İkinci görüşe göre, bunların tedbiri, Yüce Allah'ın onlar hakkında hükmettiği
hallerin değişmesi, demektir.
Yine el-Kuşeyrı de bu
görüşü Tefsir'inde nakletmiş ve Yüce Allah'ın, alemin işlerinin yürütülmesiyle
ilgili pek çok hususu yıldızların hareketlerine bağlı olarak
gerçekleştirdiğini, bundan dolayı işlerin yürütülmesi (tedbiri) Allah'tan olsa
bile, tedbir yıldızlara izafe edilmiştir. Tıpkı bir şeyin kendisine yakın olan
bir diğer şeyin adı ile adlandırılması gibi.
İşleri yürütenler'den
maksadın melekler olduğu görüşüne göre, onların işleri yürütmesi, helal ve
haram hükümleri ile bunlara dair açıklayıcı hükümleri indirmeleridir. Bu
açıklamayı İbn Abbas, Katade ve başkaları yapmıştır. Bu da, esası itibariyle
Yüce Allah'a ait bir iştir; fakat bu emirleri indirenler melekler olduğundan
dolayı bu iş onlara izafe edilmiş bulunmaktadır. Nitekim Yüce Allah şöyle
buyurmaktadır: "Onu Ruhu'l-emin indirdi." (eş-Şuara, 193) Bir başka
yerde de şöyle buyurmaktadır: "Muhakkak ki o, onu Allah'ın izniyle kalbine
... indirmiştir." (el-Bakara, 97) Bununla Cebrail (a.s)'ı, Muhammed
(s.a.v.)'ın kalbine indirdiği kastedilmektedir. Onu indiren ise Yüce Allah'tır,
Ata, İbn Abbas'tan şöyle
dediğini rivayet etmektedir: "Herbir işi yürütmekle görevlilere" buyruğu
şu demektir: Melekler; rüzgarlar, yağmurlar ve daha başka yeryüzünün çeşitli
hallerini yürütmekle görevlendirilmişlerdir. Abdu'r-Rahman b. Sabat dedi ki:
Dünya işlerinin yürütülmesi dört meleğe verilmiştir. Cebrail, Mikail ve adı
Azrail olan "ölüm meleği" ile İsrafil'dir. Cebrail rüzgarlarla ve
(yerin ve göklerin görünmeyen) orduları ile görevlidir. Mikail yağmur ve bitki
ile görevlidir. Ölüm meleği karada ve denizde canları almakla görevlidir.

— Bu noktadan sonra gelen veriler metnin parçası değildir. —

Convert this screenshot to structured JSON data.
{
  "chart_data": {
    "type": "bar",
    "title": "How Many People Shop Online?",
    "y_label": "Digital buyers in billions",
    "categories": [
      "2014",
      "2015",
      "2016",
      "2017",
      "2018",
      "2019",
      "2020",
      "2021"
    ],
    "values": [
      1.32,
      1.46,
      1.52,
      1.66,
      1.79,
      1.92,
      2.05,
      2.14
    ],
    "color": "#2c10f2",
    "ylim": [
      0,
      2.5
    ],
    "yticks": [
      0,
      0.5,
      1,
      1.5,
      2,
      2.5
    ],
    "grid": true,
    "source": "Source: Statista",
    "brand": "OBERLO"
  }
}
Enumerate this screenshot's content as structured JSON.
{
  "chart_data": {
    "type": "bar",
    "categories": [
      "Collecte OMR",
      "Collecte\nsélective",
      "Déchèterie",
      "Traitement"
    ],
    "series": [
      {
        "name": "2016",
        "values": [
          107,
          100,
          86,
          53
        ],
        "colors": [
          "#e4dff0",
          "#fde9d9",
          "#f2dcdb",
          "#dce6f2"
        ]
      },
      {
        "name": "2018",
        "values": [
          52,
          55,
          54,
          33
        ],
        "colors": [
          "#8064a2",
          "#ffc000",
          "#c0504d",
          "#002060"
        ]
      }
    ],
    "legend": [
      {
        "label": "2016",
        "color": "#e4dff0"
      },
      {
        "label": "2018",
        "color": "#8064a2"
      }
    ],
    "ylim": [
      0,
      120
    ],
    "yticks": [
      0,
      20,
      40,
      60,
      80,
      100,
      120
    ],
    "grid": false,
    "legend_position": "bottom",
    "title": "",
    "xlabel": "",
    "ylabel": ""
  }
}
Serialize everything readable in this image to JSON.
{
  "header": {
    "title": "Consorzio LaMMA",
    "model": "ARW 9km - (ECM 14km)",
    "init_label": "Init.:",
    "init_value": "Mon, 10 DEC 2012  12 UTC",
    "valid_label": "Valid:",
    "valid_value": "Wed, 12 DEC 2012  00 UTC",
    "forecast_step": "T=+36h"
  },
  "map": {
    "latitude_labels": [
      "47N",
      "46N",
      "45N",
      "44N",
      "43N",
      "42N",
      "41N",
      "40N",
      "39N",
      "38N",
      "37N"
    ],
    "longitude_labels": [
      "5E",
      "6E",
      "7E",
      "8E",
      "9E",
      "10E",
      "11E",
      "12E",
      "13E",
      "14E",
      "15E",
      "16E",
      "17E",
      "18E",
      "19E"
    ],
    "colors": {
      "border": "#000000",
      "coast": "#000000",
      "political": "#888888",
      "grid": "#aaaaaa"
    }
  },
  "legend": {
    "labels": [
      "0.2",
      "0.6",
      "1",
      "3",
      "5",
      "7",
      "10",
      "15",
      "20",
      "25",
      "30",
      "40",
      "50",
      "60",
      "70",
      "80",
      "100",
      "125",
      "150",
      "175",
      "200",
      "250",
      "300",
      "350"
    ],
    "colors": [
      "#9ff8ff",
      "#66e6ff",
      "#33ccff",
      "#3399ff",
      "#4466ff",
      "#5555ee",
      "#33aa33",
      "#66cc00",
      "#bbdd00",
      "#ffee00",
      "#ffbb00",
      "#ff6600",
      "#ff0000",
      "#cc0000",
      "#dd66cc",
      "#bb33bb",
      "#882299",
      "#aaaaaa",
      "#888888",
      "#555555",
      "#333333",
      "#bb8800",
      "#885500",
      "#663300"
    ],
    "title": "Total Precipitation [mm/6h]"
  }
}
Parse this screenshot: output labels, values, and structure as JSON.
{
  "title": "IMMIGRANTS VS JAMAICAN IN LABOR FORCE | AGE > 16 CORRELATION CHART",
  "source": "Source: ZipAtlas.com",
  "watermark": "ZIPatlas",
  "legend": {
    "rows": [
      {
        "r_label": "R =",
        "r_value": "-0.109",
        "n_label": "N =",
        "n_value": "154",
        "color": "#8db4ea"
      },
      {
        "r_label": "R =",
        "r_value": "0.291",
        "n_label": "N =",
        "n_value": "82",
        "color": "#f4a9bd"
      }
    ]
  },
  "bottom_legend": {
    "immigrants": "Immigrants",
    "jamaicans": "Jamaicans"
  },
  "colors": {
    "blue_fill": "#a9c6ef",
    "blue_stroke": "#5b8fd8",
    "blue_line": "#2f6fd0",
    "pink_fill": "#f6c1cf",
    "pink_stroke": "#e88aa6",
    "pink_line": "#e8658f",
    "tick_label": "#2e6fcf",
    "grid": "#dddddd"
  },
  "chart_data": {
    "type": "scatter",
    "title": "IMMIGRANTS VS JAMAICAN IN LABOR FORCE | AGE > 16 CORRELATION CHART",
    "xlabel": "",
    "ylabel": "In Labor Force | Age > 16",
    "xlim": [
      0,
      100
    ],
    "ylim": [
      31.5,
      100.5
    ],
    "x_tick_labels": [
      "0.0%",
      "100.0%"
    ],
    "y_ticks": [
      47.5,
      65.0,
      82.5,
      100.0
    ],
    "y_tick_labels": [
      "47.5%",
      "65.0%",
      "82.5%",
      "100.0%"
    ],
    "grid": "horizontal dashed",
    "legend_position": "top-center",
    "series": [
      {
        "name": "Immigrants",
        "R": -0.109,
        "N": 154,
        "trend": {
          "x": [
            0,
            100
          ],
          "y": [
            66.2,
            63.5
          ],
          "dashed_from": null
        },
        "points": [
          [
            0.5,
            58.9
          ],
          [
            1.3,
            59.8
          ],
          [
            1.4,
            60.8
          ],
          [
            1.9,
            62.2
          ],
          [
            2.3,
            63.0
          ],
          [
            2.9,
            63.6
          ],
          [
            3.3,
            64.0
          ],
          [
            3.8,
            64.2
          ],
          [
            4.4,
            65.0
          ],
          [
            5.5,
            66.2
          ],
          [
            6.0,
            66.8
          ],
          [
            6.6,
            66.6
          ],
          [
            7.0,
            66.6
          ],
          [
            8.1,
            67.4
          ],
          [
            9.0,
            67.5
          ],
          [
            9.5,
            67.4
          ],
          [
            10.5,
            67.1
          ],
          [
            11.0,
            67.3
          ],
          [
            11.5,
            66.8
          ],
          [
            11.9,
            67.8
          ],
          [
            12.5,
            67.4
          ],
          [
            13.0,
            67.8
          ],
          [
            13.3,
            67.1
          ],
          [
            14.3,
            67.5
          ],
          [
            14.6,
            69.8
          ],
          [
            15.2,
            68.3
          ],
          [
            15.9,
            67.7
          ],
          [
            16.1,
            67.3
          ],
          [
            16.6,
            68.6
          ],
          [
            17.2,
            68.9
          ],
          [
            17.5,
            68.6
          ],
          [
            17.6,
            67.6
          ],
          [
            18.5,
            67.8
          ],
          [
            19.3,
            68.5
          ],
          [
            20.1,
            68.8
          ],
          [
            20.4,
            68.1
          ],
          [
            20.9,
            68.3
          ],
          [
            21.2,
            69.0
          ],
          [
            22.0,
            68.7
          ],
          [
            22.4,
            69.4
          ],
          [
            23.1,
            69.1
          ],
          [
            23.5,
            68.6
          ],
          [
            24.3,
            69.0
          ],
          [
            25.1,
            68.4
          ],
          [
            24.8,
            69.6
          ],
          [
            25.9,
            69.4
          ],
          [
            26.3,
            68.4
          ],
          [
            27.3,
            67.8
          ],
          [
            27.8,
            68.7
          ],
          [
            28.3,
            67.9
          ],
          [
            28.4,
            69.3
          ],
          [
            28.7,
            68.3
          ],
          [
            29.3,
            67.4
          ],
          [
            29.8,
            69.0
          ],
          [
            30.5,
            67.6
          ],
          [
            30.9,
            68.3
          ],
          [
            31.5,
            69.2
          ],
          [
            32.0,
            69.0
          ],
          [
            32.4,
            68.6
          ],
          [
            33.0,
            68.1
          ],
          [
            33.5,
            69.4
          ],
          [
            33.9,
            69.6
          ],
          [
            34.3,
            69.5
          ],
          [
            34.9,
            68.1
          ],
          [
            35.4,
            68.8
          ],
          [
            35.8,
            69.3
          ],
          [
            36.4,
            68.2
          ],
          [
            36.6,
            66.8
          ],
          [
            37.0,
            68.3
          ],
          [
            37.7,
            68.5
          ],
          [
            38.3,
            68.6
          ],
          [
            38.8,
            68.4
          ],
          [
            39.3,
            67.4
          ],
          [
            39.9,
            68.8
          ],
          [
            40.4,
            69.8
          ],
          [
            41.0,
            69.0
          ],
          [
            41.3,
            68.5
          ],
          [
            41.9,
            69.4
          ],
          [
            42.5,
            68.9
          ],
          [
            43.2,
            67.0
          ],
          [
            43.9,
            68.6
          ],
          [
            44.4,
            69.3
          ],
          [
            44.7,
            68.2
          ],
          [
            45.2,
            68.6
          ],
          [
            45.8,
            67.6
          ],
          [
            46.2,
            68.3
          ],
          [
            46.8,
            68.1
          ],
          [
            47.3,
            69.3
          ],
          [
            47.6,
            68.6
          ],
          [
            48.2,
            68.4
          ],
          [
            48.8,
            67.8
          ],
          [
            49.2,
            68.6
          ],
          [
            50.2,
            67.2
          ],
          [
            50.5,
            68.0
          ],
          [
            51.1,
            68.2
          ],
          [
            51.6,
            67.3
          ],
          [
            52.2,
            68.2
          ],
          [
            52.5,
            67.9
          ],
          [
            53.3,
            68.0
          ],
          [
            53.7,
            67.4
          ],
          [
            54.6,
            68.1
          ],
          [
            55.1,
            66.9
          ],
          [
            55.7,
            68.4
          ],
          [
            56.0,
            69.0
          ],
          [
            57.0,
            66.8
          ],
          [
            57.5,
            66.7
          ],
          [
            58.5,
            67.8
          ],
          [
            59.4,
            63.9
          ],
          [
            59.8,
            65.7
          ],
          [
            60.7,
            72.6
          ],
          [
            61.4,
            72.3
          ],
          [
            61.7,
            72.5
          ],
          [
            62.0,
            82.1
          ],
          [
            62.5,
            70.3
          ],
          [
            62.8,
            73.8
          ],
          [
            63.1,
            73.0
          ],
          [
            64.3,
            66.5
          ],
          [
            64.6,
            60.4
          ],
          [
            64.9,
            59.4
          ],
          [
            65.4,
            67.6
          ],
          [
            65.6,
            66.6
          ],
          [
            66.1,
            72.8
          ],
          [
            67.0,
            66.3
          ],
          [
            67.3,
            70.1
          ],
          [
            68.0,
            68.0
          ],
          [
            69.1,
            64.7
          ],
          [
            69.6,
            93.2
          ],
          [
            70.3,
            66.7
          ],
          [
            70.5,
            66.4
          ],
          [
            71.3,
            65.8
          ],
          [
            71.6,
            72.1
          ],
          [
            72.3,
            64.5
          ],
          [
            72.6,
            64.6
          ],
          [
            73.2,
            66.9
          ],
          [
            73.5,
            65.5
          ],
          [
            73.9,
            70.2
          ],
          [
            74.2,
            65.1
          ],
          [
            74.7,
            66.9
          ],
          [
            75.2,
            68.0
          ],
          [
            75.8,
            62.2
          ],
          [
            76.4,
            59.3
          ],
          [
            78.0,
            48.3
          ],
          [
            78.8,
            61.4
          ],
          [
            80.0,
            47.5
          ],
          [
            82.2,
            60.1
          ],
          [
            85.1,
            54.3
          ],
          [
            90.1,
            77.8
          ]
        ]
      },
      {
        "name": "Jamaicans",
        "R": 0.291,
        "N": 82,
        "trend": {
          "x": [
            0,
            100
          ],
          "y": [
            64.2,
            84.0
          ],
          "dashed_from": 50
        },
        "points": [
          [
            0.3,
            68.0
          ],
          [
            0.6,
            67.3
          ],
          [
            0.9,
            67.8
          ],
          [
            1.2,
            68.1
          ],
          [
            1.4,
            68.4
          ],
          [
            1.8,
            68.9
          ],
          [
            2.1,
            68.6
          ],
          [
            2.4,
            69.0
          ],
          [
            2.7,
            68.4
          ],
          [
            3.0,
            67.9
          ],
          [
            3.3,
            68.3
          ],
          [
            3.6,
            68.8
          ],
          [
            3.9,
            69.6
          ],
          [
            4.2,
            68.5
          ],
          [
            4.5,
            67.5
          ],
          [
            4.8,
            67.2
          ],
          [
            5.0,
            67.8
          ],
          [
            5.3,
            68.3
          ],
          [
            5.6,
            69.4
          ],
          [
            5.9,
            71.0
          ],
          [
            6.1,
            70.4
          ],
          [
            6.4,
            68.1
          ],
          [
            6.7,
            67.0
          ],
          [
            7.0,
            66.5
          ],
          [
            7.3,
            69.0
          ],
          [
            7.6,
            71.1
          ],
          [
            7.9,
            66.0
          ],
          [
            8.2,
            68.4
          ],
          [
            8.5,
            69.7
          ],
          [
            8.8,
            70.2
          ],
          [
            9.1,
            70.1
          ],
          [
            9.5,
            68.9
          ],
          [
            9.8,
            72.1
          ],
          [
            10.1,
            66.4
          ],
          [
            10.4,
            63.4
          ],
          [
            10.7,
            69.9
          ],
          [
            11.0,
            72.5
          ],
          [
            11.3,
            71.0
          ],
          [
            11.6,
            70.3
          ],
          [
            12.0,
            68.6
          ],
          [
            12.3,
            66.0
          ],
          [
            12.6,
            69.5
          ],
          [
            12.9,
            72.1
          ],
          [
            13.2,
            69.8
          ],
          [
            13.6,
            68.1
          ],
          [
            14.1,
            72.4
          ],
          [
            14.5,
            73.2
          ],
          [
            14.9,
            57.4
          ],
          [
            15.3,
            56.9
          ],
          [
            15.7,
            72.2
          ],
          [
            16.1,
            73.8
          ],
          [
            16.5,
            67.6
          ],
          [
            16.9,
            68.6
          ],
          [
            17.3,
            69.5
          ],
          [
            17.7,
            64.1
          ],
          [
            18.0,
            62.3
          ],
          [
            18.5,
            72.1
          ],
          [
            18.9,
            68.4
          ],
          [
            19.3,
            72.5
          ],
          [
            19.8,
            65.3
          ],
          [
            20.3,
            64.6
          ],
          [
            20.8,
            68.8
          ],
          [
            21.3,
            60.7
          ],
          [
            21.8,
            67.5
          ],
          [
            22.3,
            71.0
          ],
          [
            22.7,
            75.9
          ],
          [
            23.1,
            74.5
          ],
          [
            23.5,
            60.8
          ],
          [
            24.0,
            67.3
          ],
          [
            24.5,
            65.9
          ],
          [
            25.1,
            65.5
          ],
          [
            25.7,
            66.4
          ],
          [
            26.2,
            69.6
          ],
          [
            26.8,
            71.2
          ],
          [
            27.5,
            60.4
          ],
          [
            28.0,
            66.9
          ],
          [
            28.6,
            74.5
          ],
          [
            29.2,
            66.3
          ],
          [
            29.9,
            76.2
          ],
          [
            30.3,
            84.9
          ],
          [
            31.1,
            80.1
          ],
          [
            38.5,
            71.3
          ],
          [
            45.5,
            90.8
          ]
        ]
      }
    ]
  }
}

İsrafil ise onların üzerine gerekli emirleri indirir. Melekler arasında
İsrafil'den daha yakın kimse yoktur. Onun ile Arş arasında beşyüz yıllık mesafe
vardır.
Bir diğer görüşe göre,
onlar Allah'ın kendilerine tarif ettiği birtakım işleri görmekle
görevlendirilmişlerdir.
Surenin başından buraya
kadar, Yüce Allah'ın kendilerine yemin ettiği hususlar Zikredilmektedir. Yüce
Allah, yarattıklarından dilediğine yemin edebilir. Ancak bizim Yüce Allah'ın
adından başkası ile yemin etmek hakkımız yoktur.
Yeminin cevabı
hazfedilmiştir. Sanki Yüce Allah, şöyle buyurmuş gibidir: Andolsun şiddetle
söküp çıkaranlara, şuna ve şuna ki, siz mutlaka öldükten sonra diriltilecek ve
hesaba çekileceksinizdir. Bunun (yeminin cevabının) hazfedilmesinin sebebi ise,
dinleyenlerin manayı bilmeleridir. Bu açıklamayı elFerra yapmıştır. Buna da
Yüce Allah'ın: "Çürümüş, dağılmış kemikler olduktan sonra mı" buyruğu
delil teşkil etmektedir. Bunun onların: "çürümüş, dağılmış kemikler
olduktan sonra mı" diriltileceğiz? sözlerine bir cevab gibi olduğu
görünmüyor mu? Bundan dolayı Yüce Allah "çürümüş, dağılmış kemikler
olduktan sonra mı?" diye buyurmakla yetinmiştir.
Kimileri de şöyle
demiştir: Yemin, Yüce Allah'ın: "Şüphe yok ki bunda korkan kimseler için
elbette bir ibret vardır." (26. ayet) buyruğu için yapılmıştır. Tirmizi b.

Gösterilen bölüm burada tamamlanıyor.